Personal information
- Full name: Henry David Jones
- Born: 8 March 1989 (age 37) Kingston-upon-Thames, Greater London, England
- Height: 6 ft 7 in (2.01 m)
- Batting: Right-handed
- Bowling: Right-arm medium

Domestic team information
- 2008–2009: Loughborough UCCE

Career statistics
| Competition | First-class |
| Matches | 5 |
| Runs scored | 8 |
| Batting average | 2.66 |
| 100s/50s | –/– |
| Top score | 6* |
| Balls bowled | 546 |
| Wickets | 6 |
| Bowling average | 57.33 |
| 5 wickets in innings | – |
| 10 wickets in match | – |
| Best bowling | 4/57 |
| Catches/stumpings | 1/– |
- Source: Cricinfo, 16 August 2011

= Henry Jones (cricketer) =

English cricketer (born 1989)

Henry David Jones (born 8 March 1989) is an English cricketer. Jones is a right-handed batsman who bowls right-arm medium pace. He was born in Kingston-upon-Thames, Greater London and was educated at Caterham School.

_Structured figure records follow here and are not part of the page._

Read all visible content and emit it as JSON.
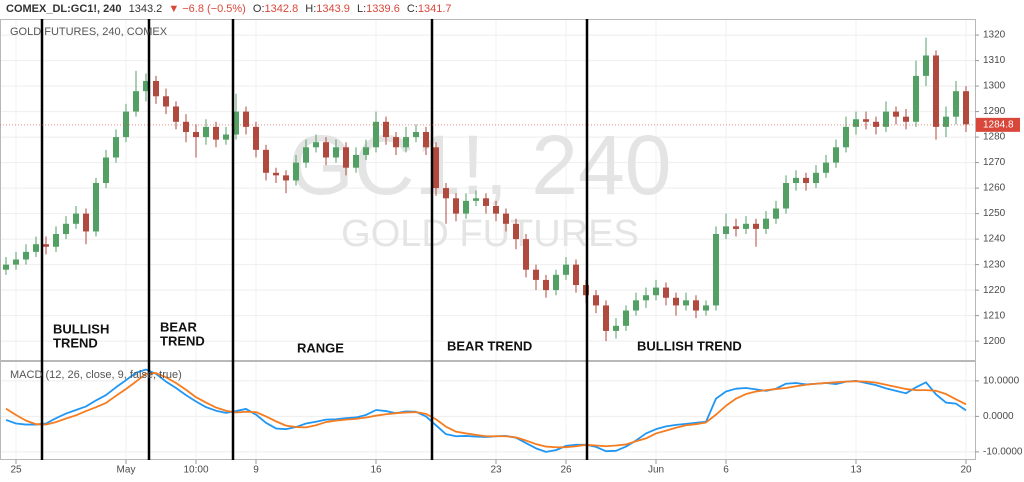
{
  "header": {
    "symbol": "COMEX_DL:GC1!, 240",
    "last": "1343.2",
    "change": "▼ −6.8 (−0.5%)",
    "ohlc": [
      {
        "label": "O:",
        "value": "1342.8"
      },
      {
        "label": "H:",
        "value": "1343.9"
      },
      {
        "label": "L:",
        "value": "1339.6"
      },
      {
        "label": "C:",
        "value": "1341.7"
      }
    ]
  },
  "watermark": {
    "big": "GC1!, 240",
    "small": "GOLD FUTURES"
  },
  "chart_data": [
    {
      "type": "candlestick",
      "title": "GOLD FUTURES, 240, COMEX",
      "up_color": "#53a065",
      "down_color": "#b04a3f",
      "open": [
        1228,
        1230,
        1232,
        1235,
        1238,
        1237,
        1242,
        1246,
        1250,
        1243,
        1262,
        1272,
        1280,
        1290,
        1298,
        1302,
        1296,
        1292,
        1286,
        1282,
        1280,
        1284,
        1279,
        1281,
        1290,
        1284,
        1275,
        1266,
        1265,
        1263,
        1270,
        1276,
        1278,
        1272,
        1276,
        1268,
        1273,
        1276,
        1286,
        1280,
        1276,
        1280,
        1282,
        1276,
        1260,
        1256,
        1250,
        1255,
        1256,
        1253,
        1250,
        1246,
        1240,
        1228,
        1224,
        1220,
        1226,
        1230,
        1222,
        1218,
        1214,
        1204,
        1206,
        1212,
        1216,
        1218,
        1221,
        1217,
        1214,
        1216,
        1212,
        1214,
        1242,
        1245,
        1244,
        1246,
        1244,
        1248,
        1252,
        1262,
        1264,
        1262,
        1266,
        1270,
        1276,
        1284,
        1287,
        1286,
        1284,
        1290,
        1288,
        1286,
        1304,
        1312,
        1284,
        1288,
        1298
      ],
      "high": [
        1233,
        1235,
        1238,
        1241,
        1241,
        1245,
        1249,
        1253,
        1252,
        1264,
        1275,
        1283,
        1293,
        1306,
        1305,
        1304,
        1299,
        1294,
        1289,
        1285,
        1287,
        1286,
        1284,
        1297,
        1292,
        1286,
        1277,
        1268,
        1267,
        1273,
        1279,
        1281,
        1280,
        1279,
        1278,
        1276,
        1279,
        1290,
        1288,
        1282,
        1284,
        1285,
        1284,
        1278,
        1262,
        1258,
        1258,
        1259,
        1258,
        1255,
        1252,
        1248,
        1242,
        1230,
        1226,
        1228,
        1233,
        1232,
        1224,
        1220,
        1216,
        1209,
        1214,
        1219,
        1221,
        1224,
        1223,
        1219,
        1219,
        1218,
        1216,
        1245,
        1250,
        1248,
        1249,
        1248,
        1251,
        1255,
        1265,
        1267,
        1266,
        1269,
        1273,
        1279,
        1288,
        1290,
        1290,
        1288,
        1294,
        1292,
        1291,
        1310,
        1319,
        1314,
        1292,
        1302,
        1300
      ],
      "low": [
        1226,
        1228,
        1230,
        1233,
        1234,
        1235,
        1240,
        1244,
        1238,
        1241,
        1260,
        1270,
        1278,
        1288,
        1294,
        1293,
        1289,
        1283,
        1278,
        1272,
        1277,
        1276,
        1277,
        1279,
        1281,
        1272,
        1263,
        1262,
        1258,
        1261,
        1268,
        1274,
        1269,
        1270,
        1265,
        1266,
        1271,
        1274,
        1277,
        1273,
        1274,
        1278,
        1273,
        1257,
        1246,
        1247,
        1248,
        1253,
        1250,
        1247,
        1243,
        1236,
        1225,
        1220,
        1217,
        1218,
        1224,
        1219,
        1215,
        1211,
        1200,
        1201,
        1204,
        1210,
        1213,
        1216,
        1214,
        1210,
        1212,
        1209,
        1210,
        1212,
        1240,
        1241,
        1242,
        1237,
        1242,
        1246,
        1250,
        1259,
        1259,
        1260,
        1264,
        1268,
        1274,
        1281,
        1283,
        1281,
        1282,
        1285,
        1283,
        1284,
        1300,
        1279,
        1280,
        1285,
        1282
      ],
      "close": [
        1230,
        1232,
        1235,
        1238,
        1237,
        1242,
        1246,
        1250,
        1243,
        1262,
        1272,
        1280,
        1290,
        1298,
        1302,
        1296,
        1292,
        1286,
        1282,
        1280,
        1284,
        1279,
        1281,
        1290,
        1284,
        1275,
        1266,
        1265,
        1263,
        1270,
        1276,
        1278,
        1272,
        1276,
        1268,
        1273,
        1276,
        1286,
        1280,
        1276,
        1280,
        1282,
        1276,
        1260,
        1256,
        1250,
        1255,
        1256,
        1253,
        1250,
        1246,
        1240,
        1228,
        1224,
        1220,
        1226,
        1230,
        1222,
        1218,
        1214,
        1204,
        1206,
        1212,
        1216,
        1218,
        1221,
        1217,
        1214,
        1216,
        1212,
        1214,
        1242,
        1245,
        1244,
        1246,
        1244,
        1248,
        1252,
        1262,
        1264,
        1262,
        1266,
        1270,
        1276,
        1284,
        1287,
        1286,
        1284,
        1290,
        1288,
        1286,
        1304,
        1312,
        1284,
        1288,
        1298,
        1285
      ],
      "last_price": 1284.8,
      "last_price_color": "#d9473a",
      "ylim": [
        1192.6,
        1326.3
      ],
      "yticks": [
        1200,
        1210,
        1220,
        1230,
        1240,
        1250,
        1260,
        1270,
        1280,
        1290,
        1300,
        1310,
        1320
      ],
      "grid": true,
      "annotations": [
        {
          "lines": [
            "BULLISH",
            "TREND"
          ]
        },
        {
          "lines": [
            "BEAR",
            "TREND"
          ]
        },
        {
          "lines": [
            "RANGE"
          ]
        },
        {
          "lines": [
            "BEAR TREND"
          ]
        },
        {
          "lines": [
            "BULLISH TREND"
          ]
        }
      ]
    },
    {
      "type": "line",
      "title": "MACD (12, 26, close, 9, false, true)",
      "categories": [
        null,
        "25",
        null,
        null,
        null,
        null,
        null,
        null,
        null,
        null,
        null,
        null,
        "May",
        null,
        null,
        null,
        null,
        null,
        null,
        "10:00",
        null,
        null,
        null,
        null,
        null,
        "9",
        null,
        null,
        null,
        null,
        null,
        null,
        null,
        null,
        null,
        null,
        null,
        "16",
        null,
        null,
        null,
        null,
        null,
        null,
        null,
        null,
        null,
        null,
        null,
        "23",
        null,
        null,
        null,
        null,
        null,
        null,
        "26",
        null,
        null,
        null,
        null,
        null,
        null,
        null,
        null,
        "Jun",
        null,
        null,
        null,
        null,
        null,
        null,
        "6",
        null,
        null,
        null,
        null,
        null,
        null,
        null,
        null,
        null,
        null,
        null,
        null,
        "13",
        null,
        null,
        null,
        null,
        null,
        null,
        null,
        null,
        null,
        null,
        "20"
      ],
      "series": [
        {
          "name": "MACD",
          "color": "#2196f3",
          "values": [
            -1.0,
            -2.0,
            -2.3,
            -2.3,
            -2.0,
            -0.5,
            0.8,
            1.8,
            2.8,
            4.5,
            6.0,
            8.2,
            10.2,
            12.3,
            13.2,
            12.0,
            9.8,
            8.0,
            6.0,
            4.2,
            2.6,
            1.6,
            1.0,
            1.5,
            2.1,
            0.5,
            -1.8,
            -3.4,
            -3.6,
            -3.0,
            -2.0,
            -1.5,
            -0.9,
            -0.8,
            -0.5,
            -0.3,
            0.4,
            1.8,
            1.5,
            0.9,
            1.4,
            1.3,
            0.0,
            -2.5,
            -5.0,
            -5.6,
            -5.5,
            -5.7,
            -5.8,
            -5.6,
            -5.5,
            -6.0,
            -7.5,
            -9.0,
            -10.0,
            -9.5,
            -8.3,
            -8.0,
            -8.0,
            -8.6,
            -9.8,
            -9.7,
            -8.5,
            -6.8,
            -4.8,
            -3.6,
            -2.8,
            -2.4,
            -2.1,
            -1.8,
            -1.5,
            5.0,
            7.0,
            7.8,
            8.0,
            7.6,
            7.2,
            7.8,
            9.2,
            9.4,
            9.0,
            9.2,
            9.4,
            9.1,
            9.8,
            10.0,
            9.4,
            8.8,
            7.9,
            7.2,
            6.5,
            8.2,
            9.6,
            6.2,
            3.9,
            3.6,
            1.7
          ]
        },
        {
          "name": "Signal",
          "color": "#f57c20",
          "values": [
            2.2,
            0.4,
            -1.2,
            -2.2,
            -2.3,
            -1.6,
            -0.6,
            0.3,
            1.5,
            2.6,
            3.8,
            5.8,
            7.7,
            9.8,
            12.0,
            12.2,
            11.0,
            9.4,
            7.5,
            5.4,
            3.9,
            2.5,
            1.6,
            1.1,
            1.3,
            1.2,
            0.0,
            -1.4,
            -2.6,
            -3.0,
            -3.1,
            -2.5,
            -1.6,
            -1.2,
            -0.9,
            -0.7,
            -0.3,
            0.2,
            0.6,
            0.9,
            1.1,
            1.2,
            0.7,
            -0.8,
            -2.9,
            -4.3,
            -4.8,
            -5.2,
            -5.6,
            -5.6,
            -5.6,
            -5.9,
            -6.8,
            -7.8,
            -8.5,
            -8.7,
            -8.7,
            -8.4,
            -8.0,
            -8.2,
            -8.4,
            -8.2,
            -7.9,
            -7.0,
            -6.2,
            -4.8,
            -4.0,
            -3.2,
            -2.5,
            -2.2,
            -1.7,
            0.5,
            3.0,
            5.0,
            6.3,
            7.0,
            7.4,
            7.7,
            8.0,
            8.5,
            8.9,
            9.2,
            9.4,
            9.6,
            9.8,
            9.9,
            9.8,
            9.5,
            8.9,
            8.3,
            7.7,
            7.4,
            7.4,
            7.2,
            6.3,
            4.8,
            3.4
          ]
        }
      ],
      "ylim": [
        -12,
        15.6
      ],
      "yticks": [
        {
          "value": 10,
          "label": "10.0000"
        },
        {
          "value": 0,
          "label": "0.0000"
        },
        {
          "value": -10,
          "label": "-10.0000"
        }
      ],
      "grid": true
    }
  ]
}
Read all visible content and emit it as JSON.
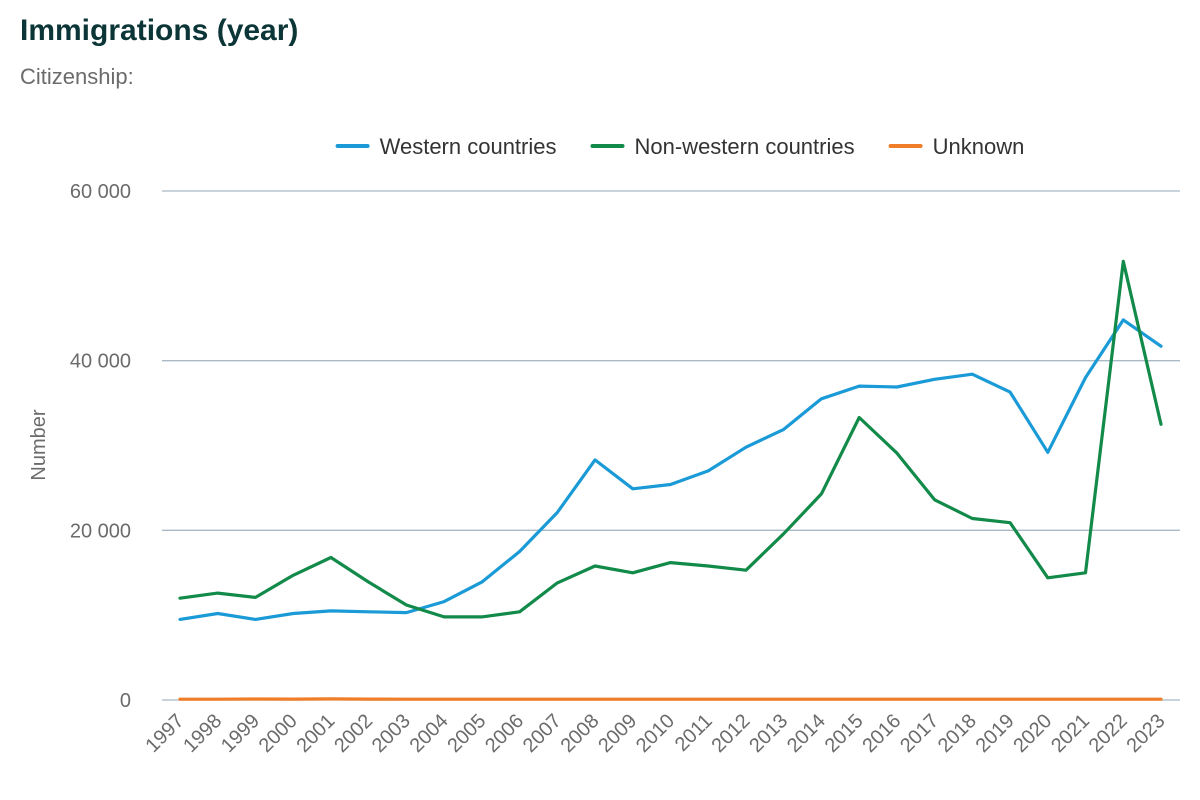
{
  "title": "Immigrations (year)",
  "subtitle": "Citizenship:",
  "chart_data": {
    "type": "line",
    "title": "Immigrations (year)",
    "subtitle": "Citizenship:",
    "xlabel": "",
    "ylabel": "Number",
    "x": [
      "1997",
      "1998",
      "1999",
      "2000",
      "2001",
      "2002",
      "2003",
      "2004",
      "2005",
      "2006",
      "2007",
      "2008",
      "2009",
      "2010",
      "2011",
      "2012",
      "2013",
      "2014",
      "2015",
      "2016",
      "2017",
      "2018",
      "2019",
      "2020",
      "2021",
      "2022",
      "2023"
    ],
    "ylim": [
      0,
      60000
    ],
    "yticks": [
      0,
      20000,
      40000,
      60000
    ],
    "ytick_labels": [
      "0",
      "20 000",
      "40 000",
      "60 000"
    ],
    "grid": true,
    "legend_position": "top",
    "series": [
      {
        "name": "Western countries",
        "color": "#1a9ad6",
        "values": [
          9500,
          10200,
          9500,
          10200,
          10500,
          10400,
          10300,
          11600,
          13900,
          17500,
          22100,
          28300,
          24900,
          25400,
          27000,
          29800,
          31900,
          35500,
          37000,
          36900,
          37800,
          38400,
          36300,
          29200,
          38000,
          44800,
          41700
        ]
      },
      {
        "name": "Non-western countries",
        "color": "#128a49",
        "values": [
          12000,
          12600,
          12100,
          14700,
          16800,
          13900,
          11200,
          9800,
          9800,
          10400,
          13800,
          15800,
          15000,
          16200,
          15800,
          15300,
          19600,
          24300,
          33300,
          29100,
          23600,
          21400,
          20900,
          14400,
          15000,
          51700,
          32500
        ]
      },
      {
        "name": "Unknown",
        "color": "#f07d27",
        "values": [
          100,
          100,
          120,
          110,
          130,
          110,
          100,
          90,
          90,
          90,
          90,
          90,
          90,
          90,
          90,
          90,
          90,
          90,
          90,
          90,
          90,
          90,
          90,
          90,
          90,
          90,
          90
        ]
      }
    ]
  }
}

While studying for his degree at Loughborough University, Jones made his first-class debut for Loughborough UCCE against Gloucestershire in 2008. He made four further appearances for the team, the last of which came against Hampshire in 2009. In his five first-class matches, Jones scored 8 runs at an average of 2.66, with a high score of 6 not out. With the ball, he took 6 wickets at a bowling average of 57.33, with best figures of 4/57.